Zu Katniss´ Gefühlslage am Anfang:Ich finde es alles andere als unrealistisch, dass sie nach all den schrecklichen Erlebnissen in Teil eins und zwei ihre frühere Aktivität erst einmal verloren zu haben scheint und stattdessen einfach nur innerlich kaputt ist.
Diese Gefühlslage deutete sich schon am Ende des zweiten Buchs, nach ihrer Retttung, ziemlich deutlich an und ist menschlich. Ich wäre enttäuscht von der Autorin gewesen, wenn Katniss sich ohne Nachdenken und Selbstvorwürfe jetzt gleich in den Kampf gegen das Kapitol gestürzt hätte, besonders, nachdem Peeta im Gegensatz zu ihr nicht aus der Arena gerettet wurde
Bereits in den ersten Büchern hat Katniss gezeigt, dass sich viele Gedanken um die Folgen ihrer Handlungen und deren moralische Vertretbarkeit macht. Für mich wäre es daher ein Bruch gewesen, wenn sie plötzlich damit aufgehört hätte.

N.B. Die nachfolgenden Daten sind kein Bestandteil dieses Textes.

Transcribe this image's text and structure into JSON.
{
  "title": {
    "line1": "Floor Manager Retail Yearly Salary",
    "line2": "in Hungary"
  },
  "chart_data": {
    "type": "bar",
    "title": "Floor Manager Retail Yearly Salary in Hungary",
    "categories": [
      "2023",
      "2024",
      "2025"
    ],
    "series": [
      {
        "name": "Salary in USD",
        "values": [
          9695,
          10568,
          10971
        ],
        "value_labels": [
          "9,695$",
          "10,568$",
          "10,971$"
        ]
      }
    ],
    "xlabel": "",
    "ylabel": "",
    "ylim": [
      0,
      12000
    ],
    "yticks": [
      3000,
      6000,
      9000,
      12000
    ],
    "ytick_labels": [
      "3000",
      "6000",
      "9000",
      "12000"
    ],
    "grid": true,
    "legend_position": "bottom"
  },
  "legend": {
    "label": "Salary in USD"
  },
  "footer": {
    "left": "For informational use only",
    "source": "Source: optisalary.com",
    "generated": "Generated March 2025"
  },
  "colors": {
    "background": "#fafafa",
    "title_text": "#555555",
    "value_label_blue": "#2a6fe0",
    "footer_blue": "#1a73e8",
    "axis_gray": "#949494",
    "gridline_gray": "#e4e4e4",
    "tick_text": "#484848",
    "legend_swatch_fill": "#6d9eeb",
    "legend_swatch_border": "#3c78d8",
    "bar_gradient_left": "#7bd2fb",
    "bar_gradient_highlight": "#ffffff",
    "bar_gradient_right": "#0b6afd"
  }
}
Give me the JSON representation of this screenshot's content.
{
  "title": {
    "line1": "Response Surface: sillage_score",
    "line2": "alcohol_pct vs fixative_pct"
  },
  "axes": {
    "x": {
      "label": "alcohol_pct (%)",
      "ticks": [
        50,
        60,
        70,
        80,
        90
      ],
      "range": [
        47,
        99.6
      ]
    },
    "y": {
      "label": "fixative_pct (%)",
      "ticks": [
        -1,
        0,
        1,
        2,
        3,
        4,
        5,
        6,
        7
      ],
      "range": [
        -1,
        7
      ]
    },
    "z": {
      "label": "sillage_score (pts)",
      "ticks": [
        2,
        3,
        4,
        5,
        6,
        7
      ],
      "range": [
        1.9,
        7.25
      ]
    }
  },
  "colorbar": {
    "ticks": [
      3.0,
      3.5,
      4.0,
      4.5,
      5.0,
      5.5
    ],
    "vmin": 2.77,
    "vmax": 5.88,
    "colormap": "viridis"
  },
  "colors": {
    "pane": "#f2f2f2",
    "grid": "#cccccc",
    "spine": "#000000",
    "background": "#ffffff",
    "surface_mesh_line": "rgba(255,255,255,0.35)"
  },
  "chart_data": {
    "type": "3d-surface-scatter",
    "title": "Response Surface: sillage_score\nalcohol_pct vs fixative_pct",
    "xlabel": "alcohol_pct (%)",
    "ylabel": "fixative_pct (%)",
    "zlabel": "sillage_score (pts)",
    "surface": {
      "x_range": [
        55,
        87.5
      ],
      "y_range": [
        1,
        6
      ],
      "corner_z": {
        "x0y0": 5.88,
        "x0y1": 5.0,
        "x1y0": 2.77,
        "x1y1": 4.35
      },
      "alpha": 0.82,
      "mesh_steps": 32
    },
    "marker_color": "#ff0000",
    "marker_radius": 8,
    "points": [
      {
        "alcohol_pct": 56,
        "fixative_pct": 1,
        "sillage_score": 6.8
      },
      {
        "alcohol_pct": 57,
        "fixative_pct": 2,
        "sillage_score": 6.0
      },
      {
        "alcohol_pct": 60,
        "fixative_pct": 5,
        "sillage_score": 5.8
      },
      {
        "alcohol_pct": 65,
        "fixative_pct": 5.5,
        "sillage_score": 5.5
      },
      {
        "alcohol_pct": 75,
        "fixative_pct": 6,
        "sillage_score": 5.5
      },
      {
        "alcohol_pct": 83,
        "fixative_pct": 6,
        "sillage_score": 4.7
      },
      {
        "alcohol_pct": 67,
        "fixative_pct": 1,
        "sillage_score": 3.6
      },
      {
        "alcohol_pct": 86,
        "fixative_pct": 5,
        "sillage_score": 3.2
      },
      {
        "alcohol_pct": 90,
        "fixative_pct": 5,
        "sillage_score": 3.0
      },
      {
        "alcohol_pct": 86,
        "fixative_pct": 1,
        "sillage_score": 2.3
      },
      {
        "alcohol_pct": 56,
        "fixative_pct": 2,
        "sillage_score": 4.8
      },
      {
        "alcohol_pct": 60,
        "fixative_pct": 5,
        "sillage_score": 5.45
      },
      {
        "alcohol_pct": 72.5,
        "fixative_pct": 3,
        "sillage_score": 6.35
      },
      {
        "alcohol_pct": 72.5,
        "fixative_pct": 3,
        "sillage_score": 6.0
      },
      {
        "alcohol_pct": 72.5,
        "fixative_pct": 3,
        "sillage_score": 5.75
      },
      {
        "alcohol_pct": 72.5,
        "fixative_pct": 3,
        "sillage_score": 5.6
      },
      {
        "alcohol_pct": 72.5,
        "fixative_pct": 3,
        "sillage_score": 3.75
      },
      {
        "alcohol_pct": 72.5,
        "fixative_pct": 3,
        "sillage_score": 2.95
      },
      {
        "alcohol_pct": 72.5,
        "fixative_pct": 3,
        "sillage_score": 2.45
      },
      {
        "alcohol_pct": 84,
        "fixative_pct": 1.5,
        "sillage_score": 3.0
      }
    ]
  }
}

Zu ihren Gefühlen im Laufe der Handlung:Die Autorin beschreibt die Veränderungen in Katniss´ Gefühlslage und ihrem Denken zum Großteil sehr gelungen (meine Kritikpunkte finden sich im letzten Abschnitt der Rezi).
Am Anfang erscheint Katniss am Boden zerstört, ohne wirkliches Interesse für die Vorgänge um sich herum, später stürzt sie sich mit ihrer alten Energie in den Kampf gegen das Kapitol, besonders, als sie meint, Peeta nach dessen Einwebung verloren zu haben und nimmt dabei auf das eigene Leben kaum Rücksicht. Schließlich scheint sie geradezu besessen davon, Snow zu stellen, versinkt dann aber nach Prims Tod in tiefe Lethargie und immer größeren Schuldvorwürfe, sie sieht keine Hoffnung mehr für sich und will nach Ende ihrer "Mission" sterben. Im Epilog erlebt der Leser mit, wie schwer das Weiterleben nach solchen Erlebnissen wie denen von Katniss ist und dass in manchen Zeiten jeder Tag ein Kampf ums Überleben ist, darum, nicht aufzugeben und wieder an Hoffnung und Liebe zu glauben.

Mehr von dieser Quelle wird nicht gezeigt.